When China’s vice-premier, Liu He, set off for Washington on Tuesday to resume talks to avert a much-dreaded trade war, he was facing a difficult challenge.
Although President Xi Jinping pulls the strings, Liu – Xi’s top economic aide and the point man for the trade talks – is the obvious target to blame if negotiations go badly and tensions escalate sufficiently to damage the economy or even leave China in technological isolation.
Few people expect the talks to go smoothly.

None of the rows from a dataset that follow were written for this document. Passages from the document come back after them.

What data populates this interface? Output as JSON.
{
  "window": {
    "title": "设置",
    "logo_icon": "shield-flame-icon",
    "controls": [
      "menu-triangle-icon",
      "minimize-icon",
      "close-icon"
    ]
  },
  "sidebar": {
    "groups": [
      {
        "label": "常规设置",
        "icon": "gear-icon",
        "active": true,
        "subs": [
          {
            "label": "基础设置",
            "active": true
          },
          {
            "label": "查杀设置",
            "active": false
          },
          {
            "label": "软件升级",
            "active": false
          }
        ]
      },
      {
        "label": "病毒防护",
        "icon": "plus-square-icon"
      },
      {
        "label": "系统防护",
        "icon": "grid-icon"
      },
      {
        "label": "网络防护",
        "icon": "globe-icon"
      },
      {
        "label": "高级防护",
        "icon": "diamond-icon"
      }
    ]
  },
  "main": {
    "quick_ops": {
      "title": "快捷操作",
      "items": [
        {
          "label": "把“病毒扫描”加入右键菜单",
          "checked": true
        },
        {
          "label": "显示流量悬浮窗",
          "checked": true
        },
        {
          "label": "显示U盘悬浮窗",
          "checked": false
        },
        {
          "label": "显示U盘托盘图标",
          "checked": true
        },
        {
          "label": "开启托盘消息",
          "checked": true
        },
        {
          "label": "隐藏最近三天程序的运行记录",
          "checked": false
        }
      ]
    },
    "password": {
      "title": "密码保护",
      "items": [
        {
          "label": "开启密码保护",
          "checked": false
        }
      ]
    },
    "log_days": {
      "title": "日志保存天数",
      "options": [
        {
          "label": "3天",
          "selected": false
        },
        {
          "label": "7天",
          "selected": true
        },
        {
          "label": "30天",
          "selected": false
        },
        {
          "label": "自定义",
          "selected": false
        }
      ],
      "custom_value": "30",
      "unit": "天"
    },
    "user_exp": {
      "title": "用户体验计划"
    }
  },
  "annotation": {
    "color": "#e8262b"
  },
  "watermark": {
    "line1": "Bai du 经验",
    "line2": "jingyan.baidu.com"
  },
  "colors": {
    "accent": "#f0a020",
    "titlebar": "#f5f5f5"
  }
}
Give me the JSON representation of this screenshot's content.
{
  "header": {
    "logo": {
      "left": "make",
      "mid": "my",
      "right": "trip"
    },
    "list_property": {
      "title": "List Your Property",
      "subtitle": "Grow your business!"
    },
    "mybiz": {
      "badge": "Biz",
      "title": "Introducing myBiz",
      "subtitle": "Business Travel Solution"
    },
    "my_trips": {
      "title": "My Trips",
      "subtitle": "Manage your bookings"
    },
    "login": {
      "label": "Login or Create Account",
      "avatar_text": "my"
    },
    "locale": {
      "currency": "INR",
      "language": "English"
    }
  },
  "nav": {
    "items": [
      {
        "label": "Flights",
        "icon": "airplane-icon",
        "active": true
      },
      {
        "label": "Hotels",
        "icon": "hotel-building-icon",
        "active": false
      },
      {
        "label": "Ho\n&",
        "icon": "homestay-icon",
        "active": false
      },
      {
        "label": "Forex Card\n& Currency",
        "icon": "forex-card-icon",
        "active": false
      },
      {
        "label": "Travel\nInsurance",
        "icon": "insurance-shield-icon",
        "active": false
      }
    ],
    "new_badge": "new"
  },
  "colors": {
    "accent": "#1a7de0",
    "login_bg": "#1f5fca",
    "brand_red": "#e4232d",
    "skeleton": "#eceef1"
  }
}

As Arthur Kroeber, research head at Gavekal Dragonomics in Hong Kong put it in a recent note, the rivalry between the US and China was not principally about trade, but was really about China’s emergence over the last five years “as a formidable bidder for economic and political influence, an aspirant to technological leadership, and a major global investor”.
Sources said the pressure was on Liu, the 66-year-old Harvard-trained technocrat, to achieve “some kind of agreement” ahead of a planned trip by vice-president Wang Qishan to Washington in early July.
“Liu faces a dilemma,” Hu Xingdou, an independent political economist said.